The process starts long before the final bottle or drum. Our chemists and plant technicians have refined each step, knowing that consistency in starting materials and careful temperature control makes all the difference. We source the required precursors and set up the batch in reactors designed for thorough mixing. Solvents get selected based on years of hands-on trial—nothing substitutes for direct experience with mixtures that don’t always behave as theory suggests. Reaction times and temperatures are checked at fine intervals. Analyses along the way catch impurities early. It’s this attention that keeps our product’s chemical purity tight, batch after batch.
Folding in the methoxy group and nitrile requires more than recipe-following. Chlorination, by nature, can get finicky, throwing off yields unless the right conditions are dialed in for the exact lot of raw material. Relying on an experienced team who knows how the material feels, smells, and looks at every stage means we don’t settle for unknowns. At scale, keeping the nitrile clean in the finished molecule has proven tricky; even slight shifts in pH or excess reagents show up in the analytics. Every kilo reflects hundreds of trials in reaction controls—a record written in each year’s batch logs.
Most of our customers ask after the technical model and the detailed make-up. In our plant, we work with a purity specification of no less than 98.5% by HPLC assay. Moisture and trace impurities get kept at low thresholds, tracked by methods we cross-validate in-house. Product leaves the plant only after passing FTIR and NMR benchmarks—spectra that match referenced standards built over years of trusted production. By design, we avoid metallic residue, especially iron or copper, as many end uses in pharmaceuticals and advanced material synthesis show sensitivity at low levels.

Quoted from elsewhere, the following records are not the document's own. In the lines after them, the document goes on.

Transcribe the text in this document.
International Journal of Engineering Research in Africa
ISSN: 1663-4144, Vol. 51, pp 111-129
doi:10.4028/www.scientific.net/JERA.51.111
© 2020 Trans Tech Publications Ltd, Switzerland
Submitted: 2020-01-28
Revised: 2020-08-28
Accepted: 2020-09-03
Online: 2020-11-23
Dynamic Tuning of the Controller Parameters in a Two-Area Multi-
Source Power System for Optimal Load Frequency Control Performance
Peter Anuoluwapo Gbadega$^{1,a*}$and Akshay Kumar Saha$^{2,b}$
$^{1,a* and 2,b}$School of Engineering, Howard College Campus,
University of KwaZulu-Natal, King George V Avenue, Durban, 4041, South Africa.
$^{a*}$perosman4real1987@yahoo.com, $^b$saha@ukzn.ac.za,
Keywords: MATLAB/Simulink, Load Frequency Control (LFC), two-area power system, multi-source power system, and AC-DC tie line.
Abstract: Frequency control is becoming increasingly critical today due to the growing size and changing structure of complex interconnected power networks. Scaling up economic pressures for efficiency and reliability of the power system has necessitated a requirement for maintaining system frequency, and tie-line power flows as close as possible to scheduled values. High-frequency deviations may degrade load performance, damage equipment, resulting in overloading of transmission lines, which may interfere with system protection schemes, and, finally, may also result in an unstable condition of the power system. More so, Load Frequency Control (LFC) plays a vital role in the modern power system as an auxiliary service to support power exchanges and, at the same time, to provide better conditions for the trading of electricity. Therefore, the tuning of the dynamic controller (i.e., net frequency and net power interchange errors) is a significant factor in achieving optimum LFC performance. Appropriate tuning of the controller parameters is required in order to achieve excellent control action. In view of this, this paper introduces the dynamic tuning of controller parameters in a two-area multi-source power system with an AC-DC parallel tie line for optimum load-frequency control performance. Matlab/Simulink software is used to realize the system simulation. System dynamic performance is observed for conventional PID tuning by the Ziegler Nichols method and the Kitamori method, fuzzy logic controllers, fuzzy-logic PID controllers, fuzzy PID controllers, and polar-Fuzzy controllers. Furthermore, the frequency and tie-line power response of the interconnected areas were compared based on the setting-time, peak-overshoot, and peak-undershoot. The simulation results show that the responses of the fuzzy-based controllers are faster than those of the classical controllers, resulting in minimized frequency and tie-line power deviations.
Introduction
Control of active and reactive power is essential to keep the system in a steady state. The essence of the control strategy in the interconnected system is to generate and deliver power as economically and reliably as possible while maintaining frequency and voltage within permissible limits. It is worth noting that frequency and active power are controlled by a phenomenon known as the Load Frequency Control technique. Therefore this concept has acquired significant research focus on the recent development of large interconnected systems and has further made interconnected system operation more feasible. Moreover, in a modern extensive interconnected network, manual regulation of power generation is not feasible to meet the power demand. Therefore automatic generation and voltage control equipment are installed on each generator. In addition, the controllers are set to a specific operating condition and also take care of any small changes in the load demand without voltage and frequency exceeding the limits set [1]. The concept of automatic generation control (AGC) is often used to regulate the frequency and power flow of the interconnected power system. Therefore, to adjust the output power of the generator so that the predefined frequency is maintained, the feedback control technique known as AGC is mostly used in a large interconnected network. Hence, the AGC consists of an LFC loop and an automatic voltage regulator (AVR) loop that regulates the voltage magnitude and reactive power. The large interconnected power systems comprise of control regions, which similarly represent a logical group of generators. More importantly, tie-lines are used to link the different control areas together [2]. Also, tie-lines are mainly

Typical batches exit as a pale to off-white crystalline solid. Our team has built up storage and handling systems to keep the product consistent from drum to drum. Shelf life isn’t just about paperwork; we test retained samples in real time to follow changes under common storage conditions. Those insights shape packaging: robust HDPE drums or glass bottles for sensitive downstream needs. Since we control the lot coding and retain samples over years, we’re able to trace back every detail for our clients when questions arise months or years after initial delivery.
In our experience, the most common demand for 5-chloro-1,2-dihydro-4-methoxy-2-oxo-3-pyridinecarbonitrile comes from pharmaceutical developers and specialty chemical researchers. The molecules created from this core scaffold often head for testing as potential CNS drugs or anti-infectives. Some teams use it for tuning optical properties in material science, seeking more stable conjugated systems for dyes or sensor elements. A few companies we supply use it in agrochemical lead optimization. Knowing where it goes influences how we run our cleaning cycles and which cross-contamination risks we prioritize.
Our manufacturing process grew out of years of requests from medicinal chemistry teams asking for small to mid-sized batches, sometimes with tight delivery timelines. With regulations getting stricter each year, we’ve built systems for reproducible analytical signatures, critical when customers submit data to regulatory agencies. The methodologies we adopt must satisfy our clients’ filings for patent and regulatory work, so we maintain not just high-purity stock, but complete traceability and transparency about processing.
During our years of work, we’ve made many pyridine-based nitriles. Compared to more basic pyridinecarbonitriles, this compound brings unique reactivity from its distribution of electron density thanks to the chloro and methoxy substituents. This combination makes it more selective as an intermediate, often leading to better yields in downstream cyclizations or substitutions. The attached nitrile and 2-oxo functional group offer handles for further derivatizations. Some customers have shared that competing products from traders or brokers tend to show more batch variability—often small color changes, or odors that indicate hidden process residues. Consistency in our plant means fewer production interruptions and less rework in customers’ own labs.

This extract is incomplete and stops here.